Yes Bank: Keep Ideology Aside

The RBI yesterday superseded the Board of Directors of Yes Bank and imposed a month-long moratorium because of serious deterioration of the Bank’s finances. The withdrawals have been capped at Rs 50,000 to prevent a run on the bank. RBI intends to draw up a revamp or an amalgamation plan before the end of the moratorium. Likely, SBI and LIC, at government’s behest, will come to the rescue and bailout the bank. There is a serious contagion risk that could badly hurt the entire sector if this isn’t resolved speedily. This is no time to debate if this is socialisation of private losses. Government has to take control.

Yes Bank has reached here through a combination of flawed credit decisions that backed Indian promoters no end, bad timing and very poor governance practices. There will be many post-mortems done on what went wrong with blindingly obvious 20-20 hindsight. But let’s look at what’s at risk here.

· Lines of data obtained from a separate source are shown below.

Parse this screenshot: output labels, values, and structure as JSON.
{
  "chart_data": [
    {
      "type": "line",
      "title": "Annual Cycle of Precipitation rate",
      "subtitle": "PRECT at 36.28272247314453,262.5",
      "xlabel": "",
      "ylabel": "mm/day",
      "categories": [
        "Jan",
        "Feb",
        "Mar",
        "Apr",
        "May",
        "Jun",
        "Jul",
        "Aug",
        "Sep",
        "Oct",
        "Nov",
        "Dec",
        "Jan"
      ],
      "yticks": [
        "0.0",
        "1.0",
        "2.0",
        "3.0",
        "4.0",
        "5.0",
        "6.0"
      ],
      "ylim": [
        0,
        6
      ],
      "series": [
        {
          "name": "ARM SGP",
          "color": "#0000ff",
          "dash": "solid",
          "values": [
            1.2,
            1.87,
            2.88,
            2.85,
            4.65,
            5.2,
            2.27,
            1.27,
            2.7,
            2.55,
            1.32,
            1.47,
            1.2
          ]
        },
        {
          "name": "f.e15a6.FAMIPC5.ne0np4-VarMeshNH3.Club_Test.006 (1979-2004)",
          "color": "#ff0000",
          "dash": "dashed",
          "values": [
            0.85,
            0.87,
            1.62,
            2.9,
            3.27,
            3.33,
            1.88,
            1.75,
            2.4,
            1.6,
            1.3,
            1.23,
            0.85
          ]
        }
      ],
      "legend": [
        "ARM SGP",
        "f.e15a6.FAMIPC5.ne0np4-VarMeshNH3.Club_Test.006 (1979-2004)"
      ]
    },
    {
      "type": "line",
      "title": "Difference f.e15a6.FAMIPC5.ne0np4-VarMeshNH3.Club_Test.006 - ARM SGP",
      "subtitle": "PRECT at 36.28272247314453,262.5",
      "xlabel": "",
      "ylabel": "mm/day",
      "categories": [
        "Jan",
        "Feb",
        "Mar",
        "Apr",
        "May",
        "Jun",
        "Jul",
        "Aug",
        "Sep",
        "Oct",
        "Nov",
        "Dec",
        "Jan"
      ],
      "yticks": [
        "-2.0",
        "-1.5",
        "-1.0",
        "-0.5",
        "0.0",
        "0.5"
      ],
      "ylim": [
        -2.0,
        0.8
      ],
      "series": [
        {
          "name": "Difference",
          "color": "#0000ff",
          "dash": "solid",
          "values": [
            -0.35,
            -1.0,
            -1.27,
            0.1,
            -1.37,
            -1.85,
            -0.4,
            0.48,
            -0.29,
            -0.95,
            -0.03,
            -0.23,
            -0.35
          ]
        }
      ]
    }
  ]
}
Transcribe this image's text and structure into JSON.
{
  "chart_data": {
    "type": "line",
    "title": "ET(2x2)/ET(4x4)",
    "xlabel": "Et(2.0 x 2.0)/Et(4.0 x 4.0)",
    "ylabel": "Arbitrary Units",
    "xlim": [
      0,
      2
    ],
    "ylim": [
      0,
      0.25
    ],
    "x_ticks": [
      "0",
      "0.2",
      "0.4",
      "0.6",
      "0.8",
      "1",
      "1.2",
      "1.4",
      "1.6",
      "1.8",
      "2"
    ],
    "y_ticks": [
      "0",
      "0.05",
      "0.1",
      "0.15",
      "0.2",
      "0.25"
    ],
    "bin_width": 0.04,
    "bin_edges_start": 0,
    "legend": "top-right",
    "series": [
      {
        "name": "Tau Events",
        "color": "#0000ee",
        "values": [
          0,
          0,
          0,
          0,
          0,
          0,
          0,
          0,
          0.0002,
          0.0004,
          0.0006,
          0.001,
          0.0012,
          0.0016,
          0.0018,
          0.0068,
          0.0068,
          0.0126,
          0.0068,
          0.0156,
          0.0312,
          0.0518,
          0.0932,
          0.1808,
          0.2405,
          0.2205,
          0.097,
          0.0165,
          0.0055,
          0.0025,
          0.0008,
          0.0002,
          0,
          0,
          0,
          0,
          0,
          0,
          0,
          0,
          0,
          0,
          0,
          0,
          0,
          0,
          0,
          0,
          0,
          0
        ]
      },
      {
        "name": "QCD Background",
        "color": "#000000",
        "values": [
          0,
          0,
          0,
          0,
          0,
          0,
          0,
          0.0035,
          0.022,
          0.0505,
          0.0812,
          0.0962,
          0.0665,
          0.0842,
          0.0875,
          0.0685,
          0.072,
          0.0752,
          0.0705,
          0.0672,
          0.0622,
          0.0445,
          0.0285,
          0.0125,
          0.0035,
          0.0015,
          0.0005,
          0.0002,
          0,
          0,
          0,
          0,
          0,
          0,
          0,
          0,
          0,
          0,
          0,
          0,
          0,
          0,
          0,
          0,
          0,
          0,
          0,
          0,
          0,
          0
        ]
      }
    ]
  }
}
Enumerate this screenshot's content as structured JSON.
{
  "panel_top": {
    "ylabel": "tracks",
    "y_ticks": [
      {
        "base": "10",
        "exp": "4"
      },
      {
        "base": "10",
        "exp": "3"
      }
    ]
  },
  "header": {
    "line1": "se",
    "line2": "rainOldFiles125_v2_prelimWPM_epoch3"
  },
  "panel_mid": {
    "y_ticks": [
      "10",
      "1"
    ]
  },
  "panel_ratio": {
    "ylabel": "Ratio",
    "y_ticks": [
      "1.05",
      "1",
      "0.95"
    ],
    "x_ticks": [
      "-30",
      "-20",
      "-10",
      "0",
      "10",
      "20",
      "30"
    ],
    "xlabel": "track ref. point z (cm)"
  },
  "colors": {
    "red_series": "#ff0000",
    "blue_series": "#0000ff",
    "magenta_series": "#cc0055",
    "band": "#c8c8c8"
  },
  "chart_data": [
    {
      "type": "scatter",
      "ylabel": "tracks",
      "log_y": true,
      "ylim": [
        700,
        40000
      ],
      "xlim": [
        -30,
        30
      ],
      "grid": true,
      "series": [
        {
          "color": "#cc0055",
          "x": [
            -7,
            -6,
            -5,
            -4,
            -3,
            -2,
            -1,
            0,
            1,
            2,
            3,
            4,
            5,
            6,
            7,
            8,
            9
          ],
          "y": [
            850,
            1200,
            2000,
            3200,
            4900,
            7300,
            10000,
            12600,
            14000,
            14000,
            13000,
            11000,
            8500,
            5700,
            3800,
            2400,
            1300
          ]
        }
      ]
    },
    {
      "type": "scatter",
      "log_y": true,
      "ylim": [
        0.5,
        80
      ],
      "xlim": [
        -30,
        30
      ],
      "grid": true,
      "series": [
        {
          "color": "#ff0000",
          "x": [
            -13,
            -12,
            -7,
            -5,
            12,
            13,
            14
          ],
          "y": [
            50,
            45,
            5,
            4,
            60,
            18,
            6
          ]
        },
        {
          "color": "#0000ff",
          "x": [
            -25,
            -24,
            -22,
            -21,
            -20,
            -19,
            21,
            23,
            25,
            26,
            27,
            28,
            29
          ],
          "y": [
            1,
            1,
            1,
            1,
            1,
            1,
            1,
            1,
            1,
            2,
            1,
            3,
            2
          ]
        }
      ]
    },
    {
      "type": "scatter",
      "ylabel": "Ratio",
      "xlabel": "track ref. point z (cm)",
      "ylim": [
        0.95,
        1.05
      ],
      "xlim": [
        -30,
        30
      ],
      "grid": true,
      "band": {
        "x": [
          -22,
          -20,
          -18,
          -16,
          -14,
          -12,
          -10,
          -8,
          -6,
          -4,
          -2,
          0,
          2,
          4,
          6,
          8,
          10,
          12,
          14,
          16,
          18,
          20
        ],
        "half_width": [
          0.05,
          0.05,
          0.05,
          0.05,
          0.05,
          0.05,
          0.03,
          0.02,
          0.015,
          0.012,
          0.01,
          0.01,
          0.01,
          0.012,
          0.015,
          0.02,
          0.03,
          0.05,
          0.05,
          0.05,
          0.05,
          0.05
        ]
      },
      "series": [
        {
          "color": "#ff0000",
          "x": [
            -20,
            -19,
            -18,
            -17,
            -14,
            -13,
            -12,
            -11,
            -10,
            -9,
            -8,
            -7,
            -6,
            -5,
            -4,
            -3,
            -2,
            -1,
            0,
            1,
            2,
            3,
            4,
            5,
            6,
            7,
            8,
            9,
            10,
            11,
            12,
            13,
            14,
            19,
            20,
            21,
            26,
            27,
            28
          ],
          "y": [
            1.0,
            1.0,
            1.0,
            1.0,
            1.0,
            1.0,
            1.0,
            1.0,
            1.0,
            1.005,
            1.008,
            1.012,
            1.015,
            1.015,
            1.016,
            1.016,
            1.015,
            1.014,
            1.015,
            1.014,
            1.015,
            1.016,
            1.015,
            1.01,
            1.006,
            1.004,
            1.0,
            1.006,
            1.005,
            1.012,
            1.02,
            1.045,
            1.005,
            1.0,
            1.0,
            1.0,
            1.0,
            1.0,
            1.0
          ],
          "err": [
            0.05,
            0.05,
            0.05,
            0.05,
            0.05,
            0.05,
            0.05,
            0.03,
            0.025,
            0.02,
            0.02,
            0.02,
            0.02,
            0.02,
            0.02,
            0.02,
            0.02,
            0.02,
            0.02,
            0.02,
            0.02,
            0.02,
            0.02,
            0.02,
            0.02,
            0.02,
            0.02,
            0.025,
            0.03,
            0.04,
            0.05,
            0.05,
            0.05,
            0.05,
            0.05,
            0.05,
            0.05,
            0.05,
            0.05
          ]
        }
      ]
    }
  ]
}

The bank had a 2.09 lakh crores deposit book at the end of Sep 2019. Between then and now this might have gone down to about 1.8 lakh crores. It had a net worth of Rs 25,000 crores which is worth nothing at this moment. By its own admission it had about Rs 31,000 Crs loan book rated BBB and below. The reality will be much worse. So, don’t expect a miracle on loan recoveries. Simply put, the entire deposit book of about Rs 1.8 lakh crores must be saved by the government.

Despite the warning signals for almost 18 months, the government didn’t act decisively enough. The Bank has been trying to raise $ 1.2 billion for over a year now. There were no real suitors willing to take that risk. The Bank kept planting optimistic stories in the press. The retail investors kept believing in them while institutional investors exited. The whole fund-raising saga went from comedy to farce and, finally to this. This is a chronicle of a death foretold in slow motion.

The bailout by SBI and LIC is the only option. It will come at a cost. They have large balance sheets to absorb these losses, but it will still hurt. LIC has been bailing out government since long and no one really has analysed its asset liability matching and reconciliation models. We should assume for the moment it can manage these without any impact on millions of small policyholders who have put their money into the endowment programs that are LIC’s bread and butter. There’s also the risk of moral hazard. While the government has bailed out Banks in the past, there’s no precedence of rescuing a bank with a Rs. 4 lakh crores balance sheet. It will be difficult for it to not intervene when the next crisis comes up.

The government infused Rs. 3.5 lakh crores of capital into PSU Banks last year as per the Budget 2020 speech. The government expects the PSU Banks to meet their recapitalization needs in FY 2021 through capital markets. The market cap of many of these banks are low and their capital needs are high enough to make it difficult to raise this from market unless the government stake goes below 50%. The total private outstanding debt in India is about Rs 65 lakh crores. It won’t be a stretch to assume about 2% of it going completely bad. Things could be worse if the slowdown continues and Covid-19 has any kind of impact on the economy. So, about Rs 1.3 lakh crores of further losses will need to be absorbed. The government has to take a consolidated view of this and bite the bullet once.

The Yes Bank rescue is an opportunity to modify the insolvency law for Banks and other Financial Institutions. Banks run on confidence and trust of its depositors and counterparties and at this moment only SBI and LIC can restore that trust. There is no market mechanism to rescue Yes Bank that won’t destroy its value completely and lead to further crisis in the system. Yes Bank tried it for over a year but failed because no one trusted it.

A temporary nationalisation of Yes Bank is the right option. In fact, it should use this opportunity to go the whole nine yards and resolve some of the festering issues in the NBFC space. A few critically important NBFCs could be bailed out at this moment. The taxpayers will foot the bill, of course. But the systemic losses will be way higher if we let things drift. As few experiences in the past – the bailout of UTI in India and the TARP plan in the US – have shown the government can turn a tidy profit if it doesn’t confuse between ownership and management in running these entities. Nationalisation is a bitter ideological pill for market evangelists to swallow. But we must at this moment.